Warsaw Community Schools students whose first language is not English met the progress goal for their English learning program.

World-class Instructional Design and Assessment is designed to help students kindergarten through 12th grade become proficient in English when it is not their first language.

Every January, English learning students take a test called WIDA 2.0, which tests the students’ reading, writing and composition. All tests are compounded and students are given one score, Dani Barkey, chief communication and accountability officer, told the Warsaw Community Schools Board on Tuesday.

If a student has a test score of 5.0 or less, that student qualifies for further teaching in the WIDA program, she said. Students who score higher than 5.0 no longer need the program.

The number of students exiting the WIDA program has more than doubled. In the 2017-18 school year, 28 of 612 students, or 4.58%, received a proficient score on the test. For 2018-19, 68 of 687 students testing, or 9.88%, had a proficient score.

“We would like to see 15% of students next year to be exited,” Barkey said.

Some factors help determine how fast a student may exit the program.

“If students are literate in their first language, it makes it that much easier to exit them,” she said. However, she has seen second-generation students who speak English and Spanish, but aren’t literate in either language; that makes it harder for those students.

Based on state standards, it should take students approximately six years to exit the program.

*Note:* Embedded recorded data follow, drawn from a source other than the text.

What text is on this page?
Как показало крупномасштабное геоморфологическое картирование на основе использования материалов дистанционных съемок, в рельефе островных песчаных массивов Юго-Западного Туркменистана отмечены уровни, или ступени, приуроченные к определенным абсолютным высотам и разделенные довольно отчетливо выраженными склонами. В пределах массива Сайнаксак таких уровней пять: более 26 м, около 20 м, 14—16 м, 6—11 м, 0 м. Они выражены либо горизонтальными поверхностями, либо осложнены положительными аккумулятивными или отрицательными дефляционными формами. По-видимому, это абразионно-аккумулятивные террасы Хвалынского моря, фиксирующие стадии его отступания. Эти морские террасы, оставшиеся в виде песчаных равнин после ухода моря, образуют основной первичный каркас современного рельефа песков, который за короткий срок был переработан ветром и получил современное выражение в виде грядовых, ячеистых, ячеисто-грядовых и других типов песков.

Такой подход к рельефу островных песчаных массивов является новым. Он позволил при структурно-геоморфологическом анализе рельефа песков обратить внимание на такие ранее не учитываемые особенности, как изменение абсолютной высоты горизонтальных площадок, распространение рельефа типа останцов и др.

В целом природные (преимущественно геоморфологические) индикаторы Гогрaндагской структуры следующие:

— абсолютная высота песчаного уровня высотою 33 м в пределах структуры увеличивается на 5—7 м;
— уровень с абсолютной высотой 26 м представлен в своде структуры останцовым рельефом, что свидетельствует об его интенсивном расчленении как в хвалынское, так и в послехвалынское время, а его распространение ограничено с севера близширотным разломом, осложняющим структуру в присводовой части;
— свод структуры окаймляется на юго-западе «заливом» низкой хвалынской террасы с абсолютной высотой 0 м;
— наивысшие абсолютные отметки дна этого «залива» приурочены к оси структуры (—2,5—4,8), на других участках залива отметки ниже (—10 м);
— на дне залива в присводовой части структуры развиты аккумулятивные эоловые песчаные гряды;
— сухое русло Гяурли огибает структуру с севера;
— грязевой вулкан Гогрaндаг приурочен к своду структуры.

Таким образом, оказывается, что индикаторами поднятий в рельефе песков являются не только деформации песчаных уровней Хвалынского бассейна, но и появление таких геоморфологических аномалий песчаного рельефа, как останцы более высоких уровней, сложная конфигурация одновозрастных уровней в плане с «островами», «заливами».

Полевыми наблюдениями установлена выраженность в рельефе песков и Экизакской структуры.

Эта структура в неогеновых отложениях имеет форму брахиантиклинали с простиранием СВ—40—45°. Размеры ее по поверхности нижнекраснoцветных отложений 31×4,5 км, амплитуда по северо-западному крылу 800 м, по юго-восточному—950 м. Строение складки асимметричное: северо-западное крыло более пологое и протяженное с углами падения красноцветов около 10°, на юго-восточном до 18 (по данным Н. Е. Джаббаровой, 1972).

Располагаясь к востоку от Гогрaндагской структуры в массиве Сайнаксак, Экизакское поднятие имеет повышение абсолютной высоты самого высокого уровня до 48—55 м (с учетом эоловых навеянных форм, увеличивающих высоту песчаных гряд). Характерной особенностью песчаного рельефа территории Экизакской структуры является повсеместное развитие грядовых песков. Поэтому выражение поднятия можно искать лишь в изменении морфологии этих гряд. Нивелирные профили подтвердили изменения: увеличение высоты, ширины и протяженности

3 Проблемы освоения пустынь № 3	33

Barkey said services provided by the WIDA program are determined by how many students they have, not any future students that might come later in the school year.

“A couple years ago, we saw a large number of migrant students,” Superintendent Dr. David Hoffert said about determining how much resources are needed in any given year. Demographics change when such things as adoption opportunities open up, he said.

To determine who needs the WIDA program, parents fill out a home language survey. Barkey said they spend a lot of time going through that with parents to make sure the information is accurate. Some parents think if they put Spanish as a first language, they’ll get in trouble, but that’s not the case.

Also during the work session, Sheila Howe, director of human services, presented updates to the school district’s handbook.

There will be three new handbooks, she said. “We’ve updated them all to make them have a new uniformity.”

If there is a policy that applies to certain areas, there will be a link online that takes people to that policy.

“Our handbooks are not the go-to for everything,” Howe said, but there will be links online to report such things as absences.

Howe said the district worked really hard on updating such things as employment and background information.

During the meeting, the board members also learned:

• Work on the playground at Eisenhower Elementary School will start on Friday.

• Asphalt and paint work is planned for the summer.

• Food services is down seven positions. Food services has been down between seven and 10 positions all school year.

• School lunch prices will not be increased for the fourth year in a row.

• The bleachers at the high school are getting replaced, as some of the top bleachers are loose.

• The progress of an elementary school literary pilot program by Dr. David Robertson, chief academic officer, who is looking to target first- and fourth-graders.